# Lightly used system with poor first use performance



## plumbob (May 9, 2012)

I have a box set up with FreeBSD 9.0, on a P4 3GHz, 0.5GB RAM.  It is used to host a small website using the AMP framework as well as being a private FTP hub and CVS repository for my own use.  The computer gets 1-10 hits per day on the web server and I use it daily for FTP or CVS.  However, the first few uses per day have absolutely atrocious response time.  It doesn't seem to matter what the task is, an SSH connection, SQL query through JDBC, webpage request to Apache, etc.  It will take the system upwards of 45 seconds to respond, even on a LAN connection for those first few requests.

After the system has handled a few requests and been actively used for perhaps fifteen minutes it runs like a dream with no problems at all.

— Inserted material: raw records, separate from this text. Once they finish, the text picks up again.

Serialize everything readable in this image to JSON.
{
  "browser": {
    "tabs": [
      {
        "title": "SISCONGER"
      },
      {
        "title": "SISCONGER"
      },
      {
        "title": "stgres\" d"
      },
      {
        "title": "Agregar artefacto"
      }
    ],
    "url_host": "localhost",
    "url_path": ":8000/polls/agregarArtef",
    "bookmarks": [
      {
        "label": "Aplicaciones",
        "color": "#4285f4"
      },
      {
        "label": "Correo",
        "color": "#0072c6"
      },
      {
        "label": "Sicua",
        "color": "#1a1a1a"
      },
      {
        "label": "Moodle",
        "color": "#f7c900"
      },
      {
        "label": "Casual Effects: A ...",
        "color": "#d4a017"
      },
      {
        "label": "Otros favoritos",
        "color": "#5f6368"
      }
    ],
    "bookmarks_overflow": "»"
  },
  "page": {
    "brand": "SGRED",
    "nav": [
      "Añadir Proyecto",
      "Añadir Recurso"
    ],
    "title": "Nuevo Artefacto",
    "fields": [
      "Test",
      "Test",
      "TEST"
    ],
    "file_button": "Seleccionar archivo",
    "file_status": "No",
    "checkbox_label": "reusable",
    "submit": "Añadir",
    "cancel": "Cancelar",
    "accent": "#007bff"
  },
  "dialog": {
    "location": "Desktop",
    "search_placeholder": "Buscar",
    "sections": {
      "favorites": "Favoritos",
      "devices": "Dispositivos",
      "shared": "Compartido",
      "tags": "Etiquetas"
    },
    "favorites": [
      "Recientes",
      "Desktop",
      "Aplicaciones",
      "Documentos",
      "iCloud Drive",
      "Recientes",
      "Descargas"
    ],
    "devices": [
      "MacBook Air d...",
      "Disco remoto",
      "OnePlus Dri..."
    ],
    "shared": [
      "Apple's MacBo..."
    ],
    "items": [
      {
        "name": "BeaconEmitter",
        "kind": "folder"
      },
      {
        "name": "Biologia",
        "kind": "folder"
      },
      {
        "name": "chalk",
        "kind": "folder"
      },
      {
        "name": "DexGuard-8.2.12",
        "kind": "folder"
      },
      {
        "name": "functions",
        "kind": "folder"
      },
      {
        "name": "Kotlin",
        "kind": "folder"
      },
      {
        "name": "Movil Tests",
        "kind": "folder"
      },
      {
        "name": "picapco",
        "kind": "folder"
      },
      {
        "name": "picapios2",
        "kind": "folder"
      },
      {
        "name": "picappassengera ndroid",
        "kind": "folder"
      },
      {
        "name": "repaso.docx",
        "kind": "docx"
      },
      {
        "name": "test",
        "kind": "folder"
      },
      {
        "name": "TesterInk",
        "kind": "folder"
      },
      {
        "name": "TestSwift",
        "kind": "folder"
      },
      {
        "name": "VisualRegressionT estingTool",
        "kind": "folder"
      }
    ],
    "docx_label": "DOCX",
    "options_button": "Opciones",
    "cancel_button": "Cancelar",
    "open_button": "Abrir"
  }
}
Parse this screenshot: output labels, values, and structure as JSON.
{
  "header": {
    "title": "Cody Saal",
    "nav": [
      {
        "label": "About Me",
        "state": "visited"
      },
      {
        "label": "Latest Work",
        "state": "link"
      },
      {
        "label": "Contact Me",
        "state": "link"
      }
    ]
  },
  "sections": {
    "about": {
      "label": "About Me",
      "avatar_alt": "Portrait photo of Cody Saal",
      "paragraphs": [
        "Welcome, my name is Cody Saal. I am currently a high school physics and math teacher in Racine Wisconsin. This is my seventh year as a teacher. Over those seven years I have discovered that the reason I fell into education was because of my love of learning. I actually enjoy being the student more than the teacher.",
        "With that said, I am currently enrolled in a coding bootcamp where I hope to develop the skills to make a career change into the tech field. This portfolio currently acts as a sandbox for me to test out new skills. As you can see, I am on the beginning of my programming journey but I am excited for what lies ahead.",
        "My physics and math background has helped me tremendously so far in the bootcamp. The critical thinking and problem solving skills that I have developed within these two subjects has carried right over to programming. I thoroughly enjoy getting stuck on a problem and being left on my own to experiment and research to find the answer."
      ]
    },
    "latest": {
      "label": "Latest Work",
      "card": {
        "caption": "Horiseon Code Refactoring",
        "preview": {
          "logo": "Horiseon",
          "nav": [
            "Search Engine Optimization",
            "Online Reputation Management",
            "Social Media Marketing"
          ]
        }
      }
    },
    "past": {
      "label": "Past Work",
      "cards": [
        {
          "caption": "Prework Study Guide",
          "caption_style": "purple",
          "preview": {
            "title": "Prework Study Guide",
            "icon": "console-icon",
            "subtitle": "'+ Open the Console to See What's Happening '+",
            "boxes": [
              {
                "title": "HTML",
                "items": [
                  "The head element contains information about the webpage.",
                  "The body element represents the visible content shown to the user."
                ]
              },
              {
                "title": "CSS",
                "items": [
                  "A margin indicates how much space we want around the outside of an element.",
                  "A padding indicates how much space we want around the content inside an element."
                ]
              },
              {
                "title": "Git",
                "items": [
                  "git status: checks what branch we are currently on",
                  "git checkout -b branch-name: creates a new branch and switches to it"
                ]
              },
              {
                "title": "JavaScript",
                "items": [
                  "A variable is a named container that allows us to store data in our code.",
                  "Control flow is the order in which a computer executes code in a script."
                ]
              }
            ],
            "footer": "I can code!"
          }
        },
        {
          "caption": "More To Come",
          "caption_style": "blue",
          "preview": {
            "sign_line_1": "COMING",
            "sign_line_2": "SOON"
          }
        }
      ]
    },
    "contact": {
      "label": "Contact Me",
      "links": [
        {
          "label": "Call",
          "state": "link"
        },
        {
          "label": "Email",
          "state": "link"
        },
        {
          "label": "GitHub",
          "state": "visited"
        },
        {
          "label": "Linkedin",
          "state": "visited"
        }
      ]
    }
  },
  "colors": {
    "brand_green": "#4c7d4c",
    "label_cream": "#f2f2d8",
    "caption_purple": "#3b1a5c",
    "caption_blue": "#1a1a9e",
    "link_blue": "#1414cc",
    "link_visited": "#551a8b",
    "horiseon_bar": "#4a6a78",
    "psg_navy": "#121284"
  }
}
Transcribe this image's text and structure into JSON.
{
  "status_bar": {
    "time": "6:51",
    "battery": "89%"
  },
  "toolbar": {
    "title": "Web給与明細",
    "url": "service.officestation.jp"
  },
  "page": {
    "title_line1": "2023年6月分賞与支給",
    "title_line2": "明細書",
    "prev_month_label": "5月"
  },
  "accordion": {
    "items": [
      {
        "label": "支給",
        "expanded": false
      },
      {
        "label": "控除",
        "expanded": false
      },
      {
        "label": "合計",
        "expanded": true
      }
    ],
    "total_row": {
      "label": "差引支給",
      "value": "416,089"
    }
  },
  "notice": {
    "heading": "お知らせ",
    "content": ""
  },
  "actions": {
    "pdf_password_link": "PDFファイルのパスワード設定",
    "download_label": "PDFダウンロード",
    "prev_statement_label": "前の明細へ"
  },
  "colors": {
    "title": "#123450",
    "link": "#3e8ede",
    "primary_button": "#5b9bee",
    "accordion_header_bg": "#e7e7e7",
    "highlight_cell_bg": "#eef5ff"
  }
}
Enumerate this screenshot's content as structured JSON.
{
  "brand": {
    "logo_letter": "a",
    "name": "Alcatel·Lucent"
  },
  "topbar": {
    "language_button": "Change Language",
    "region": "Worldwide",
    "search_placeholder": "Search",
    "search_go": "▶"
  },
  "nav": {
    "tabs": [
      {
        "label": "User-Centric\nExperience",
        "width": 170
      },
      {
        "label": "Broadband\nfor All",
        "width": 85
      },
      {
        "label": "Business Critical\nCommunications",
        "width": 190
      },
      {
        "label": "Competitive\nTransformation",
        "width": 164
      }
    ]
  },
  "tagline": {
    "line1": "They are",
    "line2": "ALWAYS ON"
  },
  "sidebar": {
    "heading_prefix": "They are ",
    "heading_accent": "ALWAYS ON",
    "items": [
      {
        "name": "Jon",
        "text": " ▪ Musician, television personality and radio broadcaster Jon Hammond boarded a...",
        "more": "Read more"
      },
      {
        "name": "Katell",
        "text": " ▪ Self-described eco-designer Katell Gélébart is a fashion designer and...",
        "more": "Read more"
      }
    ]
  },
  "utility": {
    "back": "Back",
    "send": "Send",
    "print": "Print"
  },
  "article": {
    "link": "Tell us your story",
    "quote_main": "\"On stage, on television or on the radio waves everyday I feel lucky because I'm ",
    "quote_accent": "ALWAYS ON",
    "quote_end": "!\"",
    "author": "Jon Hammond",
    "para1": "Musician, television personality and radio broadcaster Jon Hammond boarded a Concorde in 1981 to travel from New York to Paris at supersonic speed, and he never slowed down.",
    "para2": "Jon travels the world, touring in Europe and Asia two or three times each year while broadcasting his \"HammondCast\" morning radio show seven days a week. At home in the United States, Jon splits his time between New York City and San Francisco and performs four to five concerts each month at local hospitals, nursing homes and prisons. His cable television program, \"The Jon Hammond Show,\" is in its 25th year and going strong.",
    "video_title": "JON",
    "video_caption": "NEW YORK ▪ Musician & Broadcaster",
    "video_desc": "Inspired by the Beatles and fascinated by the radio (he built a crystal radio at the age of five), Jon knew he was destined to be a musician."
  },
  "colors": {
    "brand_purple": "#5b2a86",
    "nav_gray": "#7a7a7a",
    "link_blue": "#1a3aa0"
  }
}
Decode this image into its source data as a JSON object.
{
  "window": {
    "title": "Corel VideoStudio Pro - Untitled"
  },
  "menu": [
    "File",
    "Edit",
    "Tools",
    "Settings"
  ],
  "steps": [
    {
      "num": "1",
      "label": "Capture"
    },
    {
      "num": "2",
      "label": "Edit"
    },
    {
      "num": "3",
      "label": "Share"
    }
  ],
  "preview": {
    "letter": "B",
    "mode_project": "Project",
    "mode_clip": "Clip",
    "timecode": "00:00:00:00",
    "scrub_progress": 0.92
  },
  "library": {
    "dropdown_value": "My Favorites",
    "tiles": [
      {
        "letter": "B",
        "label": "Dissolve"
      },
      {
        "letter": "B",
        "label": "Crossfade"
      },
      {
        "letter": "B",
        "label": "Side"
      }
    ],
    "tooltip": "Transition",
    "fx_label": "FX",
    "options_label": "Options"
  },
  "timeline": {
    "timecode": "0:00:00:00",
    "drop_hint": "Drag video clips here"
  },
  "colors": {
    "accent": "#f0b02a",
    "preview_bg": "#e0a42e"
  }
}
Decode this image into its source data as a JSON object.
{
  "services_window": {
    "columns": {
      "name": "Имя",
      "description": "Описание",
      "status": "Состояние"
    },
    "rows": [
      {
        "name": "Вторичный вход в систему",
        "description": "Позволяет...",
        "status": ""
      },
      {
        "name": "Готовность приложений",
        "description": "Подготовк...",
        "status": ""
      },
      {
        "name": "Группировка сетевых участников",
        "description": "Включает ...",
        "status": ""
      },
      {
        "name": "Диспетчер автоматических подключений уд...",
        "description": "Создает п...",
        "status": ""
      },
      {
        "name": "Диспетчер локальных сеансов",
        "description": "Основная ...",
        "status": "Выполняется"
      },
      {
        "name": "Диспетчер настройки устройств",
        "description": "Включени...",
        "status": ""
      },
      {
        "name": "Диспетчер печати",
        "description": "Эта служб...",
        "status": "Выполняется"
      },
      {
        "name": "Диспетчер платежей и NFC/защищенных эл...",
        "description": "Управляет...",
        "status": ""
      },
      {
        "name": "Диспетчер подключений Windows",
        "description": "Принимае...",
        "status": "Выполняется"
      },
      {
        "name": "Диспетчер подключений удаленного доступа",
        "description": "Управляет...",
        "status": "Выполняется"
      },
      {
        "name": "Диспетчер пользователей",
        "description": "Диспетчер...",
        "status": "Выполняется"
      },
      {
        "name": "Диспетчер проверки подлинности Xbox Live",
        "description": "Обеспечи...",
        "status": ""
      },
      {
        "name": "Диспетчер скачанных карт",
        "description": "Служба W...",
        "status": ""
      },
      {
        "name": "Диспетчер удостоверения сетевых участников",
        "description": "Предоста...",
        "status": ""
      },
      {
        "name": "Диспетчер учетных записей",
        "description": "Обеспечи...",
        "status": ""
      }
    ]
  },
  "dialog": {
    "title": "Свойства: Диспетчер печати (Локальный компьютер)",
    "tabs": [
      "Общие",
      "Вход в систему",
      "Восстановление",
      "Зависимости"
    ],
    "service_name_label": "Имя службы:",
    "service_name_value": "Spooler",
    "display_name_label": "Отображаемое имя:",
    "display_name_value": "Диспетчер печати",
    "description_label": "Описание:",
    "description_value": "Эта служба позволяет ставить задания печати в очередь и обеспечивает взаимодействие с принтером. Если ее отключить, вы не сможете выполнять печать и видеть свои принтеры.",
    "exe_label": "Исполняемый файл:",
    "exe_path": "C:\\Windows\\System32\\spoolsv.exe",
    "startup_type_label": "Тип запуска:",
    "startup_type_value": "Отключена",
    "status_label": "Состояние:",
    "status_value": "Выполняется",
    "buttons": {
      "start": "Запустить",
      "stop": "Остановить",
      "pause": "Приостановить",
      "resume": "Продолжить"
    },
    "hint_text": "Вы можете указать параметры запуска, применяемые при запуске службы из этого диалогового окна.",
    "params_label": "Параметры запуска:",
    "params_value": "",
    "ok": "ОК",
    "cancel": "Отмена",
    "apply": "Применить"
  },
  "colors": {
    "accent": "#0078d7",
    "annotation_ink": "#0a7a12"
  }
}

Processor usage never tops 50%, there is always ~200MB of RAM free, the page file is empty.  I'm really at a loss as to what is going on and I'm hoping someone out there might be able to send me down the right path.

Thanks.


----------



## Deleted member 2077 (May 9, 2012)

Hard to say, but my guess is maybe someone has a big @reboot job in their crontab?

If not, try checking newest logs in /var/log while this in happening to see if that gives any hints.

Lastly, another guess might be something to do with power management?


----------



## ondra_knezour (May 9, 2012)

Maybe idle HDD must be powered up prior to response?


----------



## plumbob (May 9, 2012)

Is there a .conf file somewhere or something similar where I might adjust power management setting and the like?  Any suggestions better than just setting up a dummy cron job to keep the HDD alive would be welcomed.


----------



## SirDice (May 10, 2012)

Maybe it's more network related, a bad switch perhaps. How is everything connected?


----------



## wblock@ (May 10, 2012)

Another suspect in the "it's slow but shouldn't be" category is DNS.  The long pause while it tries to look up an address and times out does that.  If DNS is a problem, there's typically that long delay during startup where sendmail is trying a lookup.